APIs Don't Fail Loudly Enough
When enterprise integrations fail, they rarely fail cleanly.
We inherited a system syncing financial data between a property development platform and our database. On paper, it “worked”. In reality, it was quietly dropping records and skipping certain transaction types.
This is the worst kind of failure: no outage, no alert, just silent data loss over time.
The bigger problem: there was no architecture or process documentation explaining how the sync worked — or was supposed to work.
Diagnosing issues became detective work. Following whispers of clues in a Cosmos database or an Azure Function log.
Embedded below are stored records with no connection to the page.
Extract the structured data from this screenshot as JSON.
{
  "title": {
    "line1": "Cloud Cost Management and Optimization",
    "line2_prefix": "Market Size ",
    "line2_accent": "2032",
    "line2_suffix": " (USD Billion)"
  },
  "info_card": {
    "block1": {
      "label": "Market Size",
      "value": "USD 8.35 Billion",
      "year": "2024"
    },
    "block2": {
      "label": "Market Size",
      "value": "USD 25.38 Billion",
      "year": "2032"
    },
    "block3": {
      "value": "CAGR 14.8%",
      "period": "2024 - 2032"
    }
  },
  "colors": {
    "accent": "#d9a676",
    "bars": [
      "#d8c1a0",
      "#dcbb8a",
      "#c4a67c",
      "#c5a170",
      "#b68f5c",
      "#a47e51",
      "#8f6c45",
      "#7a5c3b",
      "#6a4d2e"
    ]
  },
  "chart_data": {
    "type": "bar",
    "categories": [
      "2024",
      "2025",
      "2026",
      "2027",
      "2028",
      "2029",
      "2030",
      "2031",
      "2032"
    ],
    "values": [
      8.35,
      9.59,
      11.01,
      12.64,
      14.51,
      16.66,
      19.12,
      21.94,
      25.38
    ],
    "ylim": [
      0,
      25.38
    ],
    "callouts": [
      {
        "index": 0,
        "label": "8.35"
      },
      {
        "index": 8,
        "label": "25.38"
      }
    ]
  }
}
The answers were buried in the code and effectively owned by no one.
We made a deliberate call: rebuild the integration from scratch.
Not because it was easier — it wasn’t. But because patching it meant accepting an ongoing risk we couldn’t see or control.
What we got instead:
- Predictable, testable data flows
- Proper logging and visibility when things go wrong
- A system the team actually understands and can support
In regulated environments, this tradeoff matters.
“Mostly working” integrations don’t stay mostly working. They accumulate risk quietly until it becomes a real problem.
Sometimes the responsible decision isn’t fixing legacy behaviour. It’s replacing it with something you can actually trust.
“If you can’t explain how your integration works, you don’t have an integration — you have a liability.”